At the time of the interim analysis (Feb. 19, 2020), data regarding the effects of treatment on patients’ overall survival was still unavailable.
Keytruda also increased the proportion of patients responding to treatment (44%), compared to that seen with chemo (33%). Both partial (33% vs. 29%) and complete responses (11% vs. 4%) were higher among those given the immunotherapy. Of note, partial and complete responses refer to partial or complete cancer elimination, respectively.
Treatment responses also lasted longer among those treated with Keytruda — with 43% of the patients responding for more than two years, compared with 18% for those on chemo.
“Patients with unresectable or metastatic MSI-H colorectal cancer have historically faced poor outcomes, and until today, chemotherapy-containing regimens were the only FDA-approved first-line treatment options,” said Luis A. Diaz, MD, head of the division of Solid Tumor Oncology at Memorial Sloan Kettering Cancer Center.
“This approval helps address the unmet need to provide a new monotherapy treatment option for patients,” Diaz added.
Adverse events reported in patients with MSI-H or dMMR colorectal cancer were similar to those previously seen in patients with melanoma or non-small cell lung cancer treated with Keytruda in other clinical trials. Serious treatment-related adverse events were also found to be less common among those on Keytruda (22%) than among those receiving chemo (66%).

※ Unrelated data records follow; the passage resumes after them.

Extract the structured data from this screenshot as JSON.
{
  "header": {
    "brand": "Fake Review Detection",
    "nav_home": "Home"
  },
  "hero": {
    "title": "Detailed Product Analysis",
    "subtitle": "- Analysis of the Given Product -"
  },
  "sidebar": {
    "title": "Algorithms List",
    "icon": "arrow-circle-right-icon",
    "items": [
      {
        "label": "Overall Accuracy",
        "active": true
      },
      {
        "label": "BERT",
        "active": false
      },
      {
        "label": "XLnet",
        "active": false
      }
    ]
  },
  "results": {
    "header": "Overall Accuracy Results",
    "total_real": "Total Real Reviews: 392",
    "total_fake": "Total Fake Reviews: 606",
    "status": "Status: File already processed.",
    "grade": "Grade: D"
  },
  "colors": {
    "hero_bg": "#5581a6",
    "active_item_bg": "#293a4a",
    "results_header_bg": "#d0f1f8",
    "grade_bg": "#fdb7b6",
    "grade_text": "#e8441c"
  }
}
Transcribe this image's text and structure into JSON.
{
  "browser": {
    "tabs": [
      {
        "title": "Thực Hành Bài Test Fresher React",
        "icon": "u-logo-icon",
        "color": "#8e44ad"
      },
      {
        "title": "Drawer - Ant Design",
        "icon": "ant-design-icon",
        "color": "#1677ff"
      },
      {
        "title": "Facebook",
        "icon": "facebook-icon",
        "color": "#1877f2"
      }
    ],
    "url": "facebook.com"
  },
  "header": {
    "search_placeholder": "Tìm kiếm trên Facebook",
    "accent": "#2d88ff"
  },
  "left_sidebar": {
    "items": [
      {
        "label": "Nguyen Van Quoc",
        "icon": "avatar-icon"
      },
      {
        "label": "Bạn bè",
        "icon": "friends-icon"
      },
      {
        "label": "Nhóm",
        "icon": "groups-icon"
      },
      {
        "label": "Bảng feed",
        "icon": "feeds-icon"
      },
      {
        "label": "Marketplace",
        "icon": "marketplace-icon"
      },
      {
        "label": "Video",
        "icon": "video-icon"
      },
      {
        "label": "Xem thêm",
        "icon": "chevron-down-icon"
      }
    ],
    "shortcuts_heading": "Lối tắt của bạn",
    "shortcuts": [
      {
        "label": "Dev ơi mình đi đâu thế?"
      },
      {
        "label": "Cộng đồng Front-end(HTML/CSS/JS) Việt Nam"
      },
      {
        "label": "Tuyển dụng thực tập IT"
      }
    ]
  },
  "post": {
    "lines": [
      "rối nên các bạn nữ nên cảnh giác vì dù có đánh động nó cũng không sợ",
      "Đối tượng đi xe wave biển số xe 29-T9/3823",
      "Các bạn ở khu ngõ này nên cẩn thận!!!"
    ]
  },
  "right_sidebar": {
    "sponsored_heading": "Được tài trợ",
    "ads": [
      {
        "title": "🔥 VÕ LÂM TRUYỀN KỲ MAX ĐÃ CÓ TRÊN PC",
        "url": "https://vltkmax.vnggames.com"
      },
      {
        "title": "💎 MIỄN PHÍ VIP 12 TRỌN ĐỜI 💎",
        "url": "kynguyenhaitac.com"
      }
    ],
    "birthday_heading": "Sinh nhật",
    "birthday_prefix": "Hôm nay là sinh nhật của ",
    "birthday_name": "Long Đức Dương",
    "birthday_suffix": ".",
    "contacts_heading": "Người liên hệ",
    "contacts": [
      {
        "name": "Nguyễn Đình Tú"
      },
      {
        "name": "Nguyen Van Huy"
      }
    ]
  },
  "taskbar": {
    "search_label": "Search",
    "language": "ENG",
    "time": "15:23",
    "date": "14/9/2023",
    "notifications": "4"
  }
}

“It is very encouraging that the side effects of pembrolizumab are significantly less than with chemotherapy, so not only the quantity but also the quality of life of these patients is better on immunotherapy,” Shiu said.
The company’s sBLA was reviewed under the FDA’s Real-Time Oncology Review (RTOR) pilot program and Project Orbis. RTOR aims to improve the efficiency of the review process, with the final goal of making safe and effective medications available to patients as soon as possible.
Project Orbis is an initiative created to allow simultaneous submission and review of cancer medications among international regulatory partners. Keytruda’s submission was reviewed by the FDA, in collaboration with the Australian Therapeutic Goods Administration, Health Canada, and Swissmedic.